Here, you can find this particular paper here, and pip install XDDGS, that will actually, I think, only come per default with H3, so we are working on the DGGRID implementations,
and Ephraim is working on the Heelpix stuff, so some stuff is obviously still moving. And with that, I have done my 20 minutes.
We've been put some questions. I was wondering if you have compared the efficiency of compression algorithm
when you store as a DGGS index data set rather than a classical raster, does it affect the compression, classical compression method, like deflate or whatever, and most certainly there are some options you cannot use, like algorithms that are designed for 2D data,
like JPEG compression or JPEG 2000, stuff like that, so what are your thoughts about compression and DGGS-friendly storage? Yeah, so that's a very good question. Thank you. So, the format option versus the data indexing type, so to say.
So, right now, we mostly work in two main types. One is ZAR, and ZAR compression is fairly good, and you use the things that come with the ZAR package,
like BLOSC and ZLIP or ZSTD. So, those ones at the similar resolution, so that you have a similar number of pixels, so to say, and you have the similar number of values, behaves fairly similar. Then another one would be Parquet.
Parquet also has pretty good compression, but if you're purely tabular in ZAR, you would have maybe additional dimensions like time, which you can't sort of model in Parquet purely. And last but not least, purely operational, so ESA and the Testbed 16 with GeoServer, and we also, as an operational data store,
we use Clickhouse, and the Clickhouse database is also an OLAP database, and it also has really good compression. So, loading the data in purely from a raster point of view stays at a similar compression. But the concept is slightly different,
so it's not purely a binary block. Let's say that it's compressed like a TIFF, for example, or something like this. And a more interesting question that I had the other day is computational efficiency. So, certain algorithms that work on rasters
based on the 2D access, they would not work for hexagons, obviously. They could work for quadrilateral ones, but there's also algorithms for hexagonals, but the data access, I think this is not as mature yet,
but with X-Array DDGS, being able to use the general scientific ecosystem of X-Array, and the way X-Array shuffles stuff around, this is a good way right now to explore that a bit more in an operational space, so to say. So, we are very lucky that from last year,
now we move actually from a more scientific, theoretical point of view. I mean, Luis has followed the progress. We're going now to try to really do stuff with it. Let me just add to this that if you're storing this data still in the raster concept,
usually what happens is that you transform a zone into a one-dimensional array. And so, when you do that transformation, there are some methods from traditional to the raster, but you still can use them. And Jerome Saint-Louis from Gnosis is starting this team.
Any other questions? Yes, please. Let's wait for the microphone. Thank you for your presentation. I'd like to make sure about hill peaks. Is it right now supported to deal with hill peaks
or is it going to be developed? So, you're asking if this can be used with hill peaks? Yeah, yeah. Yeah, so if Rame is using it, I'm not quite sure.
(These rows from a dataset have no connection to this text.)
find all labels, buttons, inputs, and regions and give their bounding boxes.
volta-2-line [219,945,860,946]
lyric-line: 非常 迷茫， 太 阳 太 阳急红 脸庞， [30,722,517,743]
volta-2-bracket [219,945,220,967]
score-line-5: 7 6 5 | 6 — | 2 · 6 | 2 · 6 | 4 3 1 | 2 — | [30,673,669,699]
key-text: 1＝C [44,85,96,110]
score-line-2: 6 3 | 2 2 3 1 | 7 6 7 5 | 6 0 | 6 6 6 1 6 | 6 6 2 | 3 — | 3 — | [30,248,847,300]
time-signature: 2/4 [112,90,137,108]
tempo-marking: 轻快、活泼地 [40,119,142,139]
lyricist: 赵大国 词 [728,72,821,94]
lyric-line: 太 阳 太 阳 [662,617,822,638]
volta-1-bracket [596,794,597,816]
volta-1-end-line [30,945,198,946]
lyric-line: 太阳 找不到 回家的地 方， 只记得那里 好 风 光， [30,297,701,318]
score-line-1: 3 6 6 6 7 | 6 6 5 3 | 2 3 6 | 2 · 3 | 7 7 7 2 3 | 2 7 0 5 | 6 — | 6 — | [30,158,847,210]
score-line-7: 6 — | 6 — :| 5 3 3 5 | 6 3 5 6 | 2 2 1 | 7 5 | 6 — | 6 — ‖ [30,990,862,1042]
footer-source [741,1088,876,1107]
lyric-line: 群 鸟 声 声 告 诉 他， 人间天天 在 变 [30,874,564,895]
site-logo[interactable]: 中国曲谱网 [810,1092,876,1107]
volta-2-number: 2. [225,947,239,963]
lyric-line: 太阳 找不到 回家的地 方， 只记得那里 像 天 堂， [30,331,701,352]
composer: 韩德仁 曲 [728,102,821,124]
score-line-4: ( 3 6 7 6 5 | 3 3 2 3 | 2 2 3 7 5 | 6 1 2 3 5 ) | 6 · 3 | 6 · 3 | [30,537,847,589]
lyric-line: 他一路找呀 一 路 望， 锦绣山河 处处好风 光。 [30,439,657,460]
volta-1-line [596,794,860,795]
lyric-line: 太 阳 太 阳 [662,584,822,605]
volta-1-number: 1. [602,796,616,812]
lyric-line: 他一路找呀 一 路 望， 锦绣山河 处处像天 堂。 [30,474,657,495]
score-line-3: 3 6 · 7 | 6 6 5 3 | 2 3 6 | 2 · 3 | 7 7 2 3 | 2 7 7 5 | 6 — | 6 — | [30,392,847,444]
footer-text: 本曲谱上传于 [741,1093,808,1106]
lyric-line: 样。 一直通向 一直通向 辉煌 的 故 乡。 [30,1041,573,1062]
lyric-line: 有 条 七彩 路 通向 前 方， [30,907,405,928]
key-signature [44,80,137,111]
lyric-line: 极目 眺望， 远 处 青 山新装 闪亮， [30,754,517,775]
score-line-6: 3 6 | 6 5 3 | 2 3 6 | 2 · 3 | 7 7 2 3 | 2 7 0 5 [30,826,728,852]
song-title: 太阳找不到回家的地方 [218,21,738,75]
So, Justus, I'm not sure if Justus has done a couple of pull requests. He and Benoit are like the main maintainers
to make sure which code goes in. So, I'm not sure at which stage the operational stuff is indexed. We have right now a little bit of a situation because we have some heavy dependencies. So, each of these DGGS systems, except maybe H3, come with their own heavy dependencies. Like hill peaks or CDS hill peaks is a fairly heavy package.
DGGRID comes with its own challenges. So, right now, the way the Python packages are set up with the dependencies, we don't want to pull in all those things. So, we have to modularize this a little bit. But in general, they are working with it and they do that. Okay, great. Thank you.